I had lunch with some of my old friends yesterday, as I often do (one of the great things about being back in Auckland!) and one of them told me about his latest consulting job, involving a project using XUL to build a very large intranet application.

This isn't the first time I've heard about such things, but this is definitely closer to home than before. If a random company in Auckland is working on a big XUL intranet app, then how many other such projects might there be? One might guess hundreds or even thousands. This is rather disconcerting for several reasons. These projects have no visibility in Bugzilla --- why aren't they filing bugs? We don't really know anything about these projects: how many there are, what features they use, how we're hurting or helping them. Gecko development is totally ignorant of their needs. But how can we find out since these intranet apps by design never become visible to the public?

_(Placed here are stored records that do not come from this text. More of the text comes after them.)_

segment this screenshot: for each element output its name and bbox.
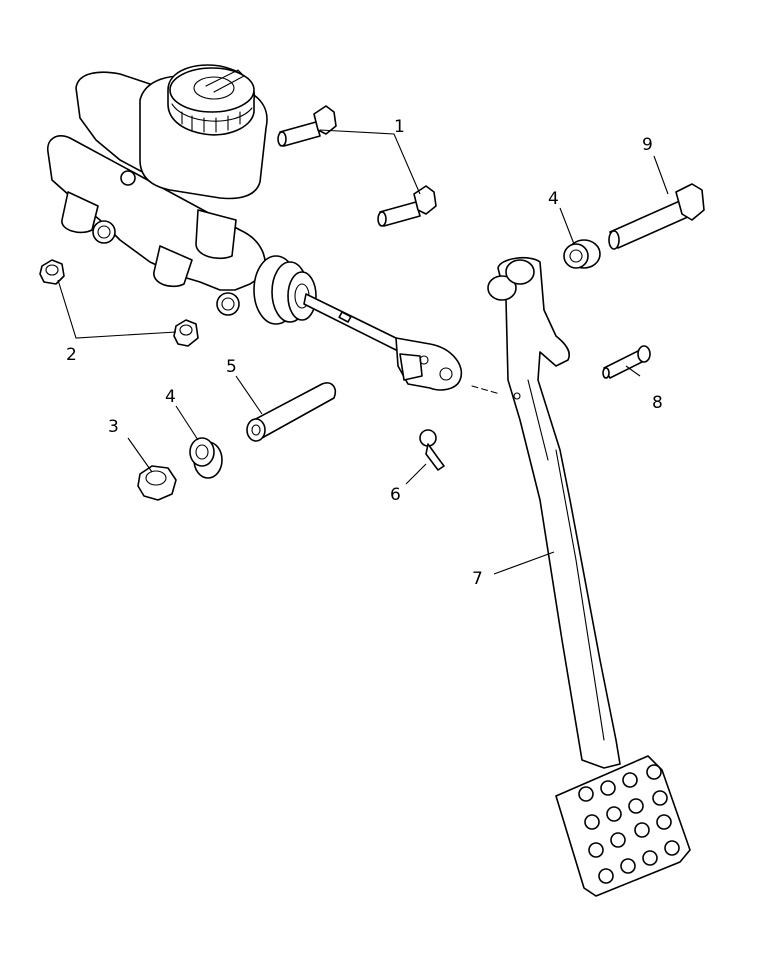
sleeve bbox=[246, 382, 337, 442]
clevis-pin bbox=[602, 345, 651, 379]
master-cylinder bbox=[46, 64, 463, 391]
callout-2: 2 bbox=[66, 345, 77, 365]
bolt-upper bbox=[277, 105, 337, 147]
callout-4-left: 4 bbox=[165, 387, 176, 407]
pad-holes bbox=[578, 764, 680, 884]
bushing-right bbox=[563, 239, 601, 269]
callout-5: 5 bbox=[226, 357, 237, 377]
callout-9: 9 bbox=[642, 135, 653, 155]
callout-3: 3 bbox=[108, 417, 119, 437]
callout-4-right: 4 bbox=[548, 189, 559, 209]
pedal-pad bbox=[555, 755, 691, 897]
locknut bbox=[137, 465, 177, 501]
leader-lines bbox=[57, 129, 669, 575]
nut-right bbox=[173, 319, 199, 347]
retaining-clip bbox=[419, 429, 445, 471]
callout-1: 1 bbox=[394, 117, 405, 137]
pivot-bolt bbox=[608, 183, 705, 250]
callout-6: 6 bbox=[390, 485, 401, 505]
nut-left bbox=[39, 259, 65, 285]
callout-8: 8 bbox=[652, 393, 663, 413]
bolt-lower bbox=[377, 185, 437, 227]
pedal-arm bbox=[471, 256, 621, 769]
callout-7: 7 bbox=[472, 569, 483, 589]
bushing-left bbox=[189, 437, 223, 479]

Maybe it's a good thing in some ways to not be giving much attention to these apps. It means we can focus more on Firefox which is more in line with Mozilla's mission of driving the Web forward. And we certainly haven't promised much to XUL app developers. Still, it sucks to cause pain for people, and if there are thousands of XUL apps below the waterline and we could support them better in simple ways, I want to.

For one thing, our Q&A for XUL is basically "do Firefox and Thunderbird still work?" This sounds inadequate now that it seems likely that Firefox and Thunderbird are less than 1% of the XUL apps out there. If we had a lot of unit tests for XUL that would give us some more confidence that we're not breaking things ... or at least that if we are breaking things, we do so deliberately.

The other thing we should do is think about how to harness the power of this community that probably is quite large and influential ... even if we can barely detect it.



Linux

Mike Connor has blogged about the Linux policy discussion we had during the summit and the conclusions we reached. I don't have much to add. Because Mozilla release schedules and distribution release schedules often aren't aligned, distributions are often adding features and non-security fixes to their branch builds. It will be very helpful to be able to share those changes between distributions via Mozilla CVS.

We are going to have to deal with situations where one set of distributions wants only security fixes on a branch and other distributions want to ship features off that branch. I'm not quite sure how that's going to work yet.



NetworkManager, dbus and Offline Status

I've finally checked in support for offline status detection on Linux. We hook into dbus to listen for signals from NetworkManager saying that it has gone offline or gone online. I originally did this work about a year ago but it's taken ... a while ... to get reviewed. After I wrote the infrastructure the Windows support actually got written and landed while I was waiting for review on the Linux bits, so Windows has had this on trunk for a while and it even landed in FF2.

Anyway, now if your network link goes down, FF will automatically switch to offline mode and if the link comes back, FF will switch to online mode. If you manually change the "Work Offline" state then FF will stop switching automatically for the duration of your FF session.

Other Xulrunner apps can take advantage of this too. By default the IOService will watch for network link status changes and automatically toggle its online/offline state. But if an application wants to do things differently, it can tell the IOService to stop the automatic tracking. Then the application can listen for network link status changes via nsIObserver and modify IOService's online/offline status as desired.

We still want Mac support. Also, if you happen to be using a Linux distribution without dbus or without NetworkManager, the build will still work, you just won't get the automation.